What is the norm for private sector holiday this year - is it just the 25th or ios it the 28th as well?

Company is new here so not clear for us


----------



## tootall (Aug 5, 2010)

Rumour around my office is that it will only be the 28th. Of course we probably won't know until the 25th...


----------



## suzimack (Nov 29, 2011)

My company gives 28th and 29th as well, because Eid falls over the weekend


----------



## pamela0810 (Apr 5, 2010)

We've got the 25th, 28th and 29th October.

I believe private companies are closed for 3 business days for this Eid.


----------



## blazeaway (Sep 28, 2011)

pamela0810 said:


> We've got the 25th, 28th and 29th October.
> 
> I believe private companies are closed for 3 business days for this Eid.

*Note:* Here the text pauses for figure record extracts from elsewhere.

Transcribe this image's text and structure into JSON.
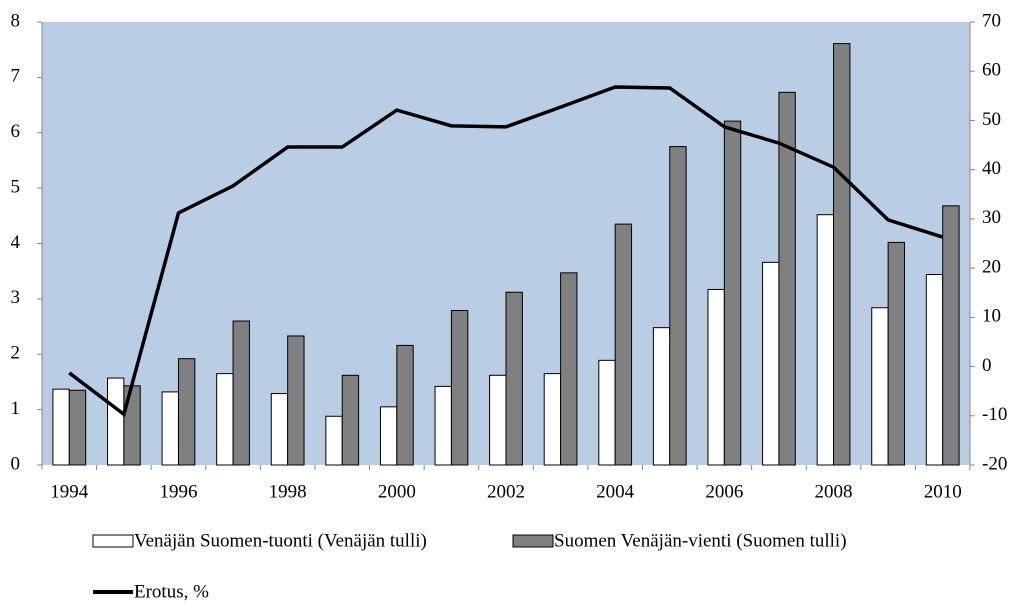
{
  "chart_data": {
    "type": "bar",
    "categories": [
      "1994",
      null,
      "1996",
      null,
      "1998",
      null,
      "2000",
      null,
      "2002",
      null,
      "2004",
      null,
      "2006",
      null,
      "2008",
      null,
      "2010"
    ],
    "series": [
      {
        "name": "Venäjän Suomen-tuonti (Venäjän tulli)",
        "color": "#ffffff",
        "values": [
          1.37,
          1.57,
          1.32,
          1.65,
          1.29,
          0.88,
          1.05,
          1.42,
          1.62,
          1.65,
          1.89,
          2.48,
          3.17,
          3.66,
          4.52,
          2.84,
          3.44
        ]
      },
      {
        "name": "Suomen Venäjän-vienti (Suomen tulli)",
        "color": "#808080",
        "values": [
          1.35,
          1.43,
          1.92,
          2.6,
          2.33,
          1.62,
          2.16,
          2.79,
          3.12,
          3.47,
          4.35,
          5.75,
          6.21,
          6.73,
          7.61,
          4.02,
          4.68
        ]
      },
      {
        "name": "Erotus, %",
        "color": "#000000",
        "type": "line",
        "axis": "y2",
        "values": [
          -1.3,
          -9.7,
          31.2,
          36.7,
          44.6,
          44.6,
          52.1,
          48.9,
          48.7,
          52.7,
          56.8,
          56.6,
          48.7,
          45.4,
          40.5,
          29.8,
          26.3
        ]
      }
    ],
    "ylim": [
      0,
      8
    ],
    "yticks": [
      0,
      1,
      2,
      3,
      4,
      5,
      6,
      7,
      8
    ],
    "y2lim": [
      -20,
      70
    ],
    "y2ticks": [
      -20,
      -10,
      0,
      10,
      20,
      30,
      40,
      50,
      60,
      70
    ],
    "grid": false,
    "plot_background": "#b9cde5"
  }
}
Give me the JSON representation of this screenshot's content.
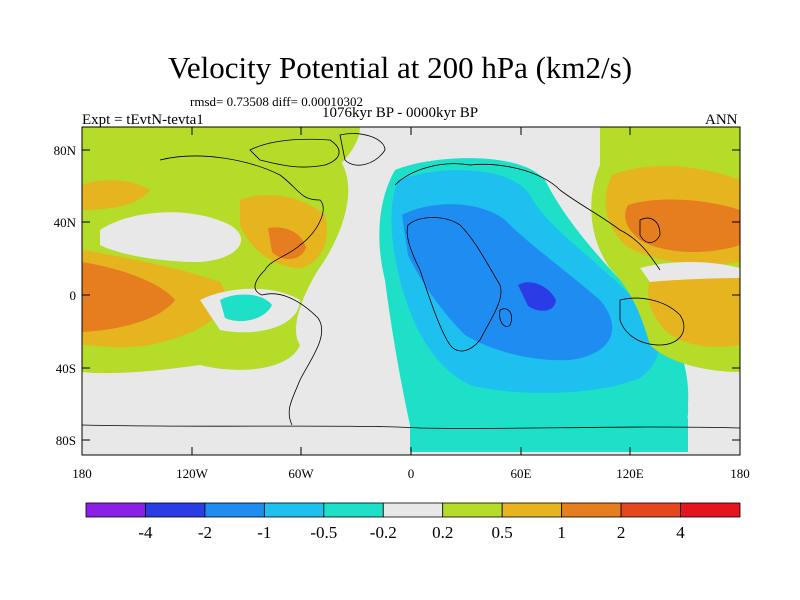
{
  "title": "Velocity Potential at 200 hPa (km2/s)",
  "stats": "rmsd= 0.73508 diff= 0.00010302",
  "period": "1076kyr BP - 0000kyr BP",
  "experiment": "Expt = tEvtN-tevta1",
  "season": "ANN",
  "map": {
    "y_axis_labels": [
      "80N",
      "40N",
      "0",
      "40S",
      "80S"
    ],
    "x_axis_labels": [
      "180",
      "120W",
      "60W",
      "0",
      "60E",
      "120E",
      "180"
    ]
  },
  "colorbar": {
    "labels": [
      "-4",
      "-2",
      "-1",
      "-0.5",
      "-0.2",
      "0.2",
      "0.5",
      "1",
      "2",
      "4"
    ],
    "colors": [
      "#8a20e6",
      "#2a3ce6",
      "#1e8cf0",
      "#1ec0f0",
      "#1ee0c8",
      "#e8e8e8",
      "#b4dc28",
      "#e6b41e",
      "#e67d1e",
      "#e6461e",
      "#e6141e"
    ]
  },
  "colors": {
    "neg_strong": "#2a3ce6",
    "neg_mid": "#1e8cf0",
    "neg_weak": "#1ec0f0",
    "neg_light": "#1ee0c8",
    "neutral": "#e8e8e8",
    "pos_light": "#b4dc28",
    "pos_mid": "#e6b41e",
    "pos_strong": "#e67d1e"
  }
}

Thanks everyone, we had decided on the two business days but as 2/3 say 3 may well go with that!


----------



## tootall (Aug 5, 2010)

blazeaway said:


> Thanks everyone, we had decided on the two business days but as 2/3 say 3 may well go with that!


Hiring??


----------



## blazeaway (Sep 28, 2011)

tootall said:


> Hiring??


Yes!!!


----------



## blazeaway (Sep 28, 2011)

tootall said:


> Hiring??


Yes!!!


----------



## Elphaba (Jan 24, 2008)

This Eid is officially three days (that has always been the case), but it has yet to be announced when it starts. If it falls over a weekend, as this one is expected to do, then the private sector will get one additional day only as there is no legal entitlement to days in lieu.


----------



## saraswat (Apr 28, 2012)

Eid holidays confusion clears: Saudi announces Eid dates - Emirates 24/7

Eid is on the 26th of Oct, Friday as per the Saudi committee..


----------



## Elphaba (Jan 24, 2008)

saraswat said:


> Eid holidays confusion clears: Saudi announces Eid dates - Emirates 24/7
> 
> Eid is on the 26th of Oct, Friday as per the Saudi committee..


For KSA, but no official announcement for the UAE. We usually follow KSA, but not always...


----------



## suzimack (Nov 29, 2011)

It was confirmed in The National a couple of hours ago. Arafat Day is Thursday 25th and Eid starts Friday 26th.


----------



## Elphaba (Jan 24, 2008)

Dubai's Grand Mufti reveals when Eid holidays will start - The National


----------